Mennace is aimed at the same millennial age group as Passi’s main brand Missguided, but its price architecture is higher and it has a greater focus on quality. The label is starting small with hundreds of items rather than the thousands listed on the main Missguided site.

Mennace is pitching itself between the cheaper end of the high street – brands such as H&M, New Look and Topman – to the premium end, with brands such as All Saints.

Where Missguided is a bold, brash brand famous for its millennial pink branding, Mennace seems more pared back with a plethora of moody black and white shots on its website.

The streetwear and athleisure brand features hoodies, joggers, jeans, T-shirts and jackets. Passi says his ambition is to be “on trend and first to market”.

Missy Empire

This millennial-focused etailer is very much in the same vein to that of Boohoo and Missguided.

Founded in 2015 by brothers Ash and Ish Siddique, Missy Empire’s turnover is on track to top £6.5m this year.

Carrying 3,000 lines at any one time – and adding 100 new pieces every week – Missy Empire is harnessing the marketing power of influencers to boost its brand, creating campaigns with reality stars such as Stephanie Pratt of The Hills and Made in Chelsea fame. Their current marketing campaign features her Made in Chelsea co-star Tiffany Watson.

The Siddique brothers come from a manufacturing background and believe that this experience has been invaluable. Clever sourcing and production know-how are key to being first to market and ensure a successful fast fashion operation and Missy Empire is able to turn product around in a rapid five to 10 days.

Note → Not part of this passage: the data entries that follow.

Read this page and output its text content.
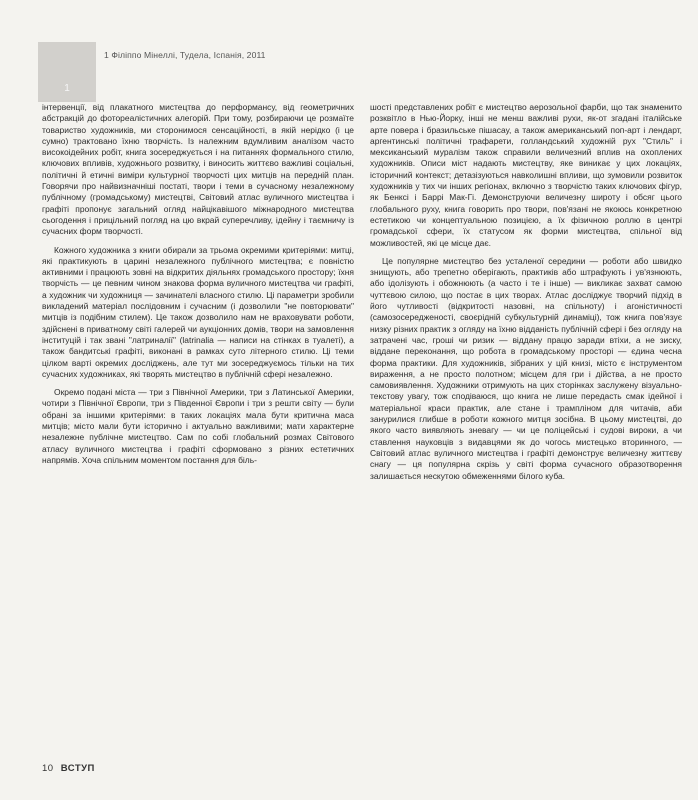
1
1 Філіппо Мінеллі, Тудела, Іспанія, 2011

інтервенції, від плакатного мистецтва до перформансу, від геометричних абстракцій до фотореалістичних алегорій. При тому, розбираючи це розмаїте товариство художників, ми сторонимося сенсаційності, в якій нерідко (і це сумно) трактовано їхню творчість. Із належним вдумливим аналізом часто високоідейних робіт, книга зосереджується і на питаннях формального стилю, ключових впливів, художнього розвитку, і виносить життєво важливі соціальні, політичні й етичні виміри культурної творчості цих митців на передній план. Говорячи про найвизначніші постаті, твори і теми в сучасному незалежному публічному (громадському) мистецтві, Світовий атлас вуличного мистецтва і графіті пропонує загальний огляд найцікавішого міжнародного мистецтва сьогодення і прицільний погляд на цю вкрай суперечливу, ідейну і таємничу із сучасних форм творчості.

Кожного художника з книги обирали за трьома окремими критеріями: митці, які практикують в царині незалежного публічного мистецтва; є повністю активними і працюють зовні на відкритих діяльнях громадського простору; їхня творчість — це певним чином знакова форма вуличного мистецтва чи графіті, а художник чи художниця — зачинателі власного стилю. Ці параметри зробили викладений матеріал послідовним і сучасним (і дозволили "не повторювати" митців із подібним стилем). Це також дозволило нам не враховувати роботи, здійснені в приватному світі галерей чи аукціонних домів, твори на замовлення інституцій і так звані "латриналії" (latrinalia — написи на стінках в туалеті), а також бандитські графіті, виконані в рамках суто літерного стилю. Ці теми цілком варті окремих досліджень, але тут ми зосереджуємось тільки на тих сучасних художниках, які творять мистецтво в публічній сфері незалежно.

Окремо подані міста — три з Північної Америки, три з Латинської Америки, чотири з Північної Європи, три з Південної Європи і три з решти світу — були обрані за іншими критеріями: в таких локаціях мала бути критична маса митців; місто мали бути історично і актуально важливими; мати характерне незалежне публічне мистецтво. Сам по собі глобальний розмах Світового атласу вуличного мистецтва і графіті сформовано з різних естетичних напрямів. Хоча спільним моментом постання для біль-

шості представлених робіт є мистецтво аерозольної фарби, що так знаменито розквітло в Нью-Йорку, інші не менш важливі рухи, як-от згадані італійське арте повера і бразильське пішасау, а також американський поп-арт і лендарт, аргентинські політичні трафарети, голландський художній рух "Стиль" і мексиканський муралізм також справили величезний вплив на охоплених художників. Описи міст надають мистецтву, яке виникає у цих локаціях, історичний контекст; детазізуються навколишні впливи, що зумовили розвиток художників у тих чи інших регіонах, включно з творчістю таких ключових фігур, як Бенксі і Баррі Мак-Гі. Демонструючи величезну широту і обсяг цього глобального руху, книга говорить про твори, пов'язані не якоюсь конкретною естетикою чи концептуальною позицією, а їх фізичною роллю в центрі громадської сфери, їх статусом як форми мистецтва, спільної від можливостей, які це місце дає.

Це популярне мистецтво без усталеної середини — роботи або швидко знищують, або трепетно оберігають, практиків або штрафують і ув'язнюють, або ідолізують і обожнюють (а часто і те і інше) — викликає захват самою чуттєвою силою, що постає в цих творах. Атлас досліджує творчий підхід в його чутливості (відкритості назовні, на спільноту) і агоністичності (самозосередженості, своєрідній субкультурній динаміці), тож книга пов'язує низку різних практик з огляду на їхню відданість публічній сфері і без огляду на затрачені час, гроші чи ризик — віддану працю заради втіхи, а не зиску, віддане переконання, що робота в громадському просторі — єдина чесна форма практики. Для художників, зібраних у цій книзі, місто є інструментом вираження, а не просто полотном; місцем для гри і дійства, а не просто самовиявлення. Художники отримують на цих сторінках заслужену візуально-текстову увагу, тож сподіваюся, що книга не лише передасть смак ідейної і матеріальної краси практик, але стане і трампліном для читачів, аби занурилися глибше в роботи кожного митця зосібна. В цьому мистецтві, до якого часто виявляють зневагу — чи це поліцейські і судові вироки, а чи ставлення науковців з видавцями як до чогось мистецько вторинного, — Світовий атлас вуличного мистецтва і графіті демонструє величезну життєву снагу — ця популярна скрізь у світі форма сучасного образотворення залишається нескутою обмеженнями білого куба.

10 ВСТУП
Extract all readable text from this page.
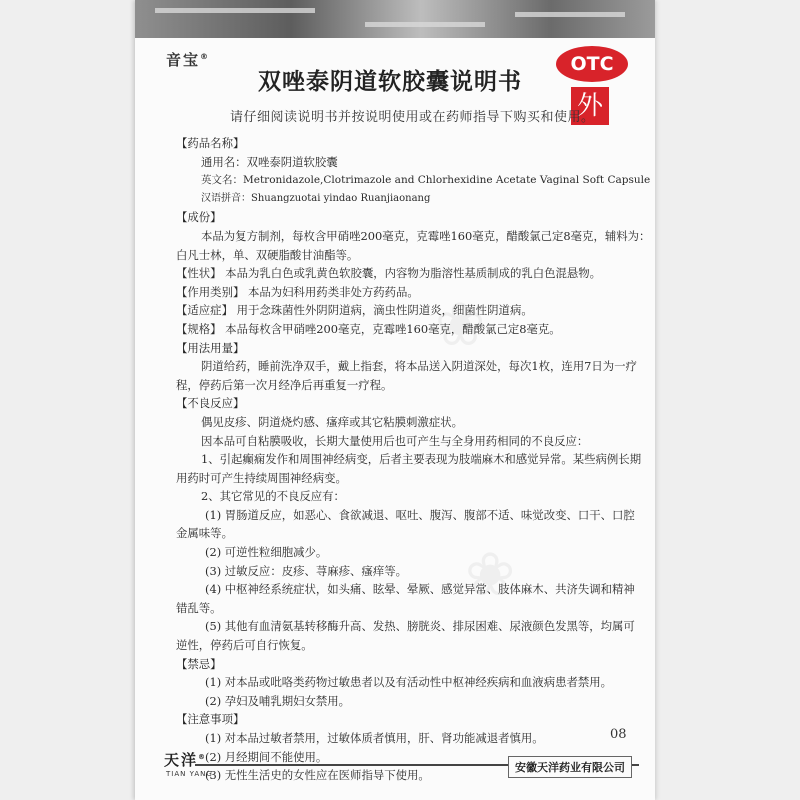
❀
❀
音宝®
双唑泰阴道软胶囊说明书
OTC
外
请仔细阅读说明书并按说明使用或在药师指导下购买和使用。

【药品名称】

通用名：双唑泰阴道软胶囊

英文名：Metronidazole,Clotrimazole and Chlorhexidine Acetate Vaginal Soft Capsule

汉语拼音：Shuangzuotai yindao Ruanjiaonang

【成份】

本品为复方制剂，每枚含甲硝唑200毫克，克霉唑160毫克，醋酸氯己定8毫克，辅料为：

白凡士林，单、双硬脂酸甘油酯等。

【性状】 本品为乳白色或乳黄色软胶囊，内容物为脂溶性基质制成的乳白色混悬物。

【作用类别】 本品为妇科用药类非处方药药品。

【适应症】 用于念珠菌性外阴阴道病，滴虫性阴道炎，细菌性阴道病。

【规格】 本品每枚含甲硝唑200毫克，克霉唑160毫克，醋酸氯己定8毫克。

【用法用量】

阴道给药，睡前洗净双手，戴上指套，将本品送入阴道深处，每次1枚，连用7日为一疗

程，停药后第一次月经净后再重复一疗程。

【不良反应】

偶见皮疹、阴道烧灼感、瘙痒或其它粘膜刺激症状。

因本品可自粘膜吸收，长期大量使用后也可产生与全身用药相同的不良反应：

1、引起癫痫发作和周围神经病变，后者主要表现为肢端麻木和感觉异常。某些病例长期

用药时可产生持续周围神经病变。

2、其它常见的不良反应有：

(1) 胃肠道反应，如恶心、食欲减退、呕吐、腹泻、腹部不适、味觉改变、口干、口腔

金属味等。

(2) 可逆性粒细胞减少。

(3) 过敏反应：皮疹、荨麻疹、瘙痒等。

(4) 中枢神经系统症状，如头痛、眩晕、晕厥、感觉异常、肢体麻木、共济失调和精神

错乱等。

(5) 其他有血清氨基转移酶升高、发热、膀胱炎、排尿困难、尿液颜色发黑等，均属可

逆性，停药后可自行恢复。

【禁忌】

(1) 对本品或吡咯类药物过敏患者以及有活动性中枢神经疾病和血液病患者禁用。

(2) 孕妇及哺乳期妇女禁用。

【注意事项】

(1) 对本品过敏者禁用，过敏体质者慎用，肝、肾功能减退者慎用。

(2) 月经期间不能使用。

(3) 无性生活史的女性应在医师指导下使用。

08
天洋®
TIAN YANG	安徽天洋药业有限公司
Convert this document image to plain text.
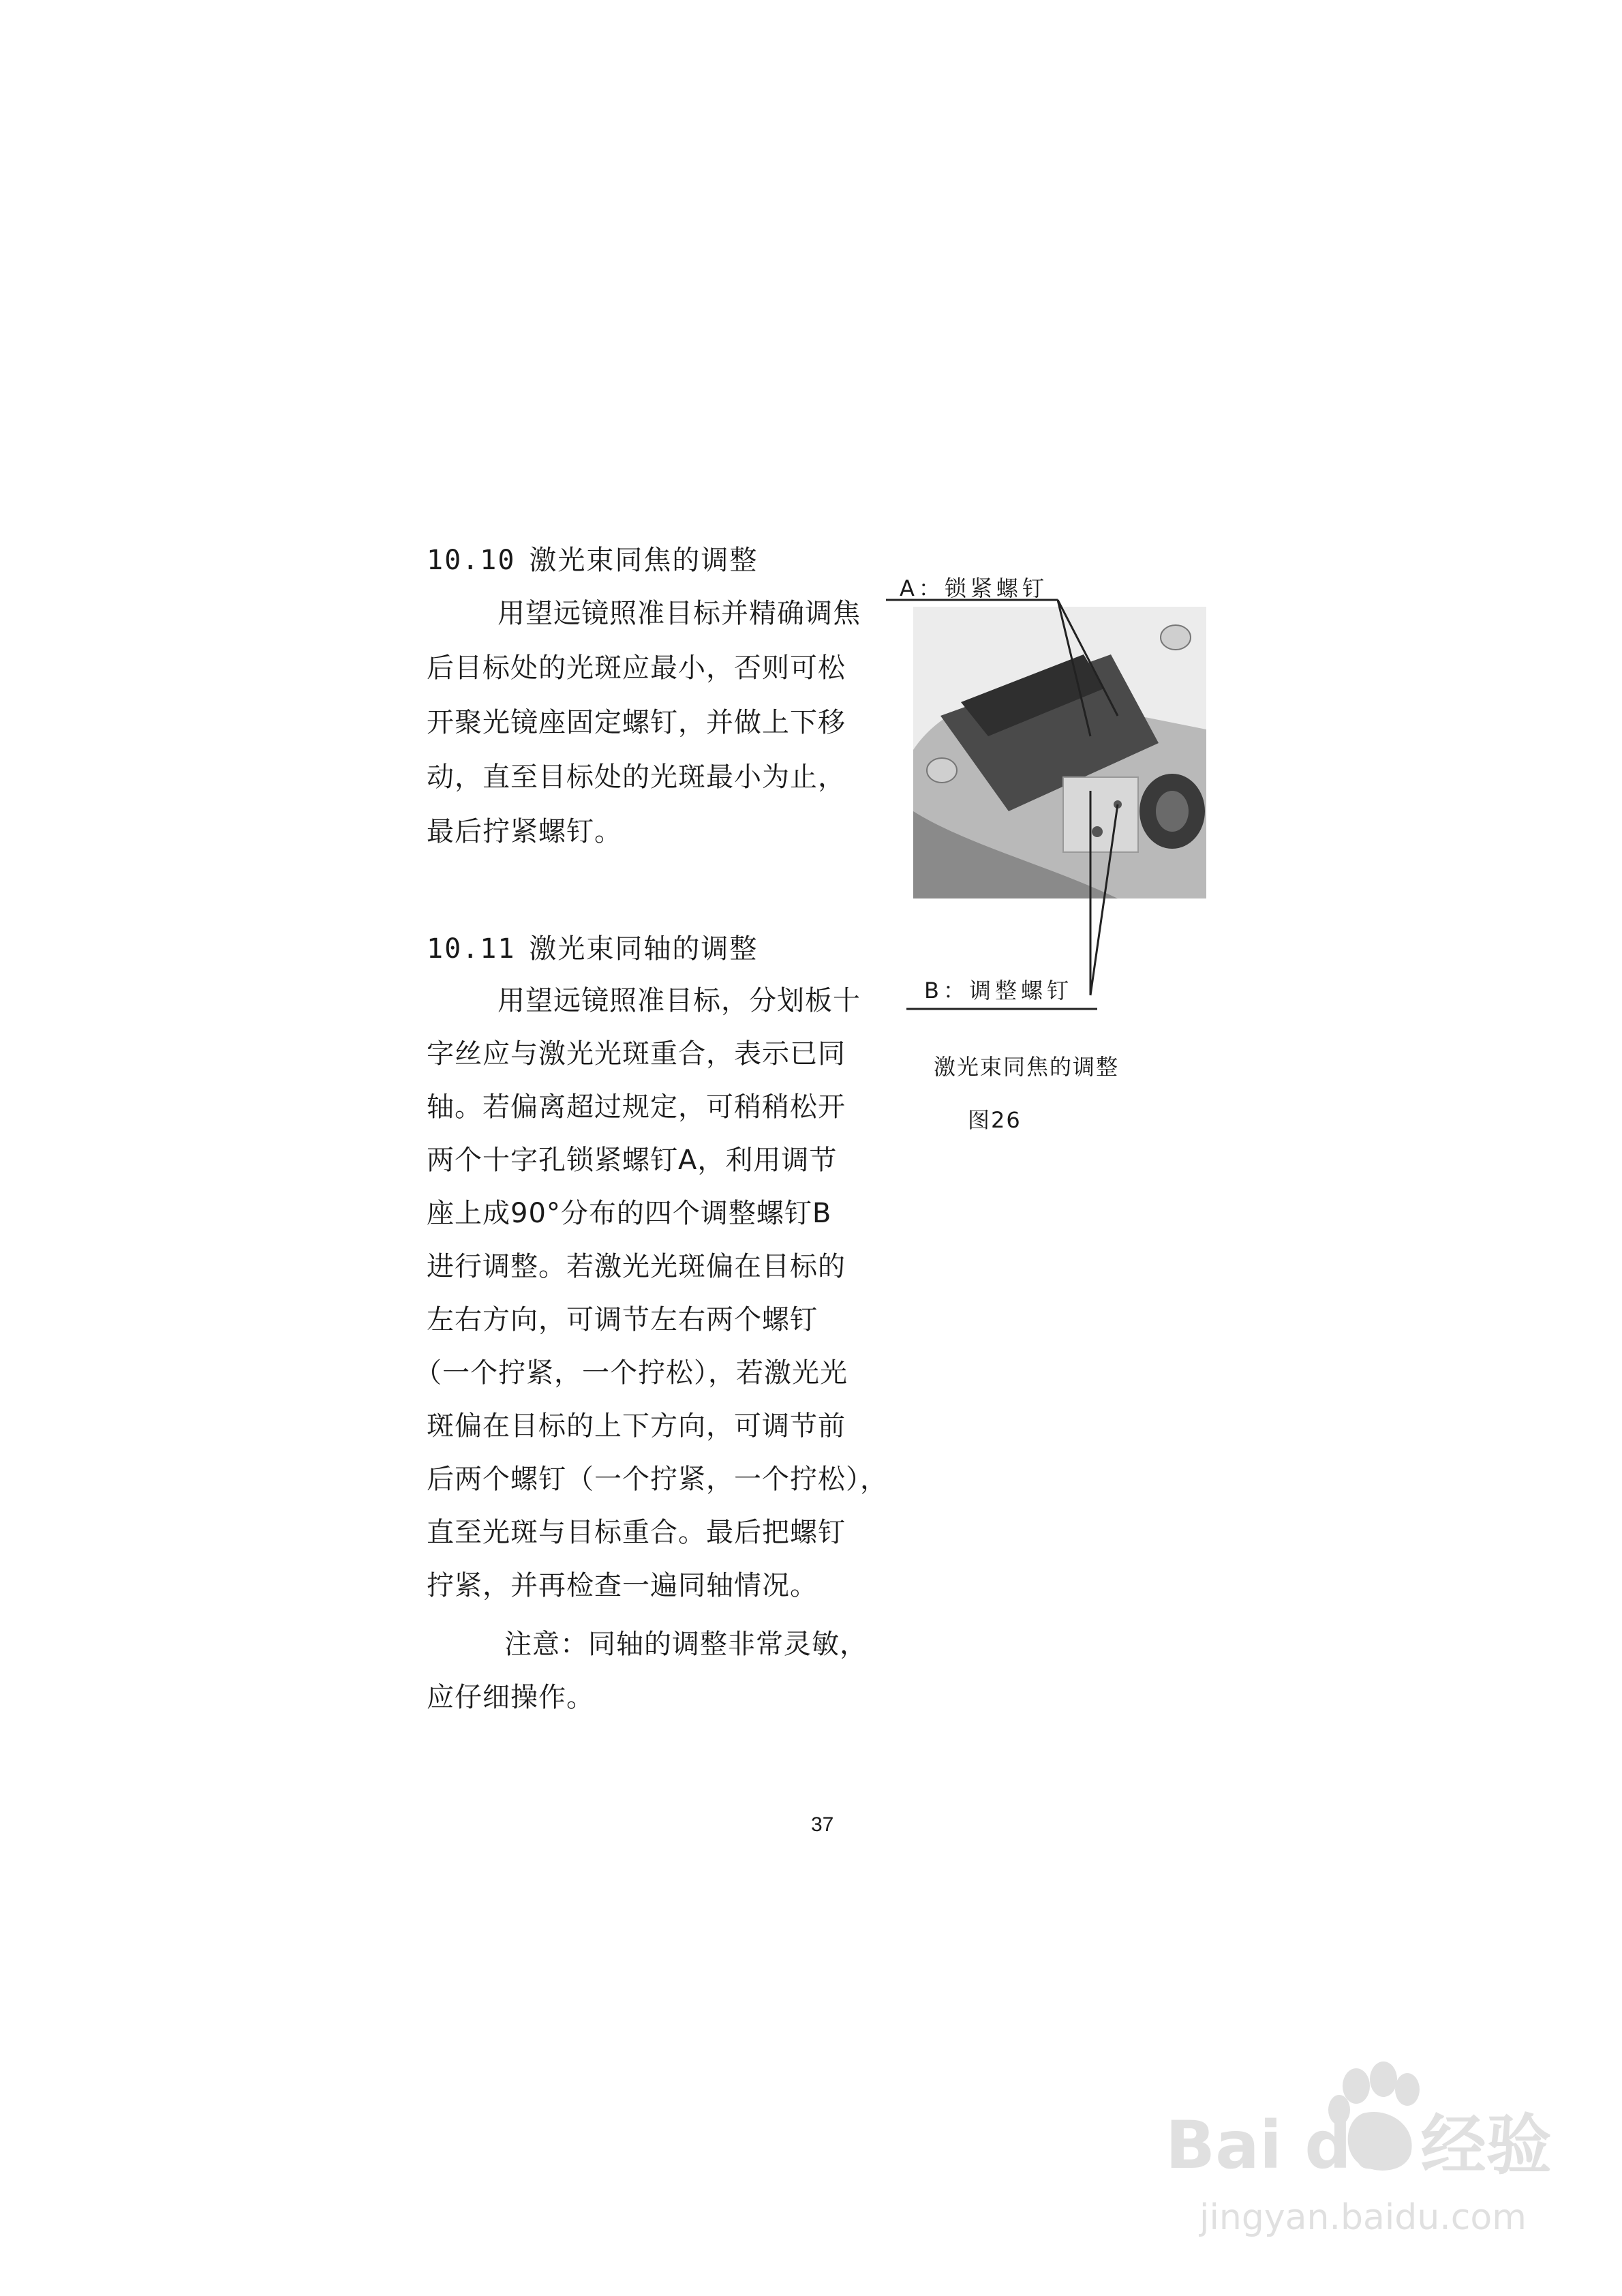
10.10 激光束同焦的调整
用望远镜照准目标并精确调焦
后目标处的光斑应最小，否则可松
开聚光镜座固定螺钉，并做上下移
动，直至目标处的光斑最小为止，
最后拧紧螺钉。
10.11 激光束同轴的调整
用望远镜照准目标，分划板十
字丝应与激光光斑重合，表示已同
轴。若偏离超过规定，可稍稍松开
两个十字孔锁紧螺钉A，利用调节
座上成90°分布的四个调整螺钉B
进行调整。若激光光斑偏在目标的
左右方向，可调节左右两个螺钉
（一个拧紧，一个拧松），若激光光
斑偏在目标的上下方向，可调节前
后两个螺钉（一个拧紧，一个拧松），
直至光斑与目标重合。最后把螺钉
拧紧，并再检查一遍同轴情况。
注意：同轴的调整非常灵敏，
应仔细操作。
A：锁紧螺钉
B：调整螺钉
激光束同焦的调整
图26
37
Bai du 经验
jingyan.baidu.com
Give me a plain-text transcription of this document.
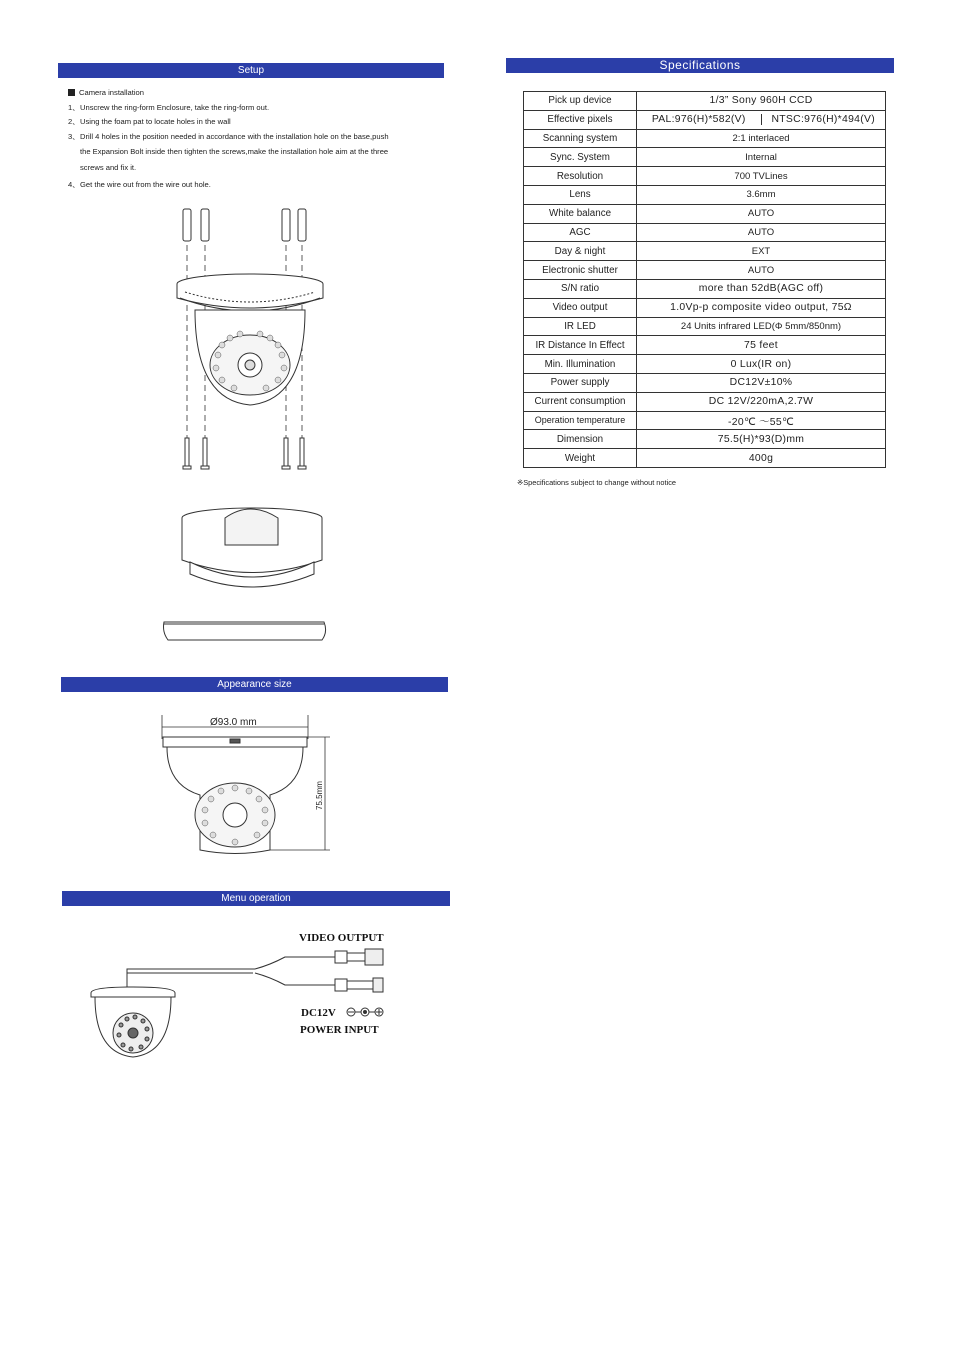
Setup	Specifications
Appearance size
Menu operation
Camera installation
1、Unscrew the ring-form Enclosure, take the ring-form out.
2、Using the foam pat to locate holes in the wall
3、Drill 4 holes in the position needed in accordance with the installation hole on the base,push
the Expansion Bolt inside then tighten the screws,make the installation hole aim at the three
screws and fix it.
4、Get the wire out from the wire out hole.
Ø93.0 mm
75.5mm
VIDEO OUTPUT
DC12V
POWER INPUT
Pick up device	1/3” Sony 960H CCD
Effective pixels	PAL:976(H)*582(V) NTSC:976(H)*494(V)

Scanning system	2:1 interlaced
Sync. System	Internal
Resolution	700 TVLines
Lens	3.6mm
White balance	AUTO
AGC	AUTO
Day & night	EXT
Electronic shutter	AUTO
S/N ratio	more than 52dB(AGC off)
Video output	1.0Vp-p composite video output, 75Ω
IR LED	24 Units infrared LED(Φ 5mm/850nm)
IR Distance In Effect	75 feet
Min. Illumination	0 Lux(IR on)
Power supply	DC12V±10%
Current consumption	DC 12V/220mA,2.7W
Operation temperature	-20℃ ～55℃
Dimension	75.5(H)*93(D)mm
Weight	400g
※Specifications subject to change without notice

Founded in 2013, Batoko is a women’s swimwear retailer with a difference.

Bokato 3


Batoko uses its Instgram feed as a “community hub” to showcase its fashion

Surprisingly Batoko – which uses much-loved millennial motifs such as cacti, palm prints and flamingos – is not based in a hip enclave of LA or Brooklyn but in Lytham, St Annes, Lancashire.

A key strand of the business is its ethical and environmental credentials. In a backlash against fast fashion culture, Batoko prefers to keep its “collections small, introducing new designs at a slower and much more sustainable pace”.

Its reusable packaging is made from 100% recycled materials and the swimwear itself is made from vegan fabric.

Those credentials don’t come cheap, with swimsuits around £40 a pop. But Batoko isn’t about capturing the masses, it’s about building loyal clients from the few.

Now offering wholesale, Batoko ensures its Instagram page is a “community hub”. “Our feed is essentially a showcase of you guys, our customers and friends,” it says.

“There are no models or faux set-ups, just real life people doing awesome real life things all connected by a fun little swimsuit and a huge lust for life outdoors”.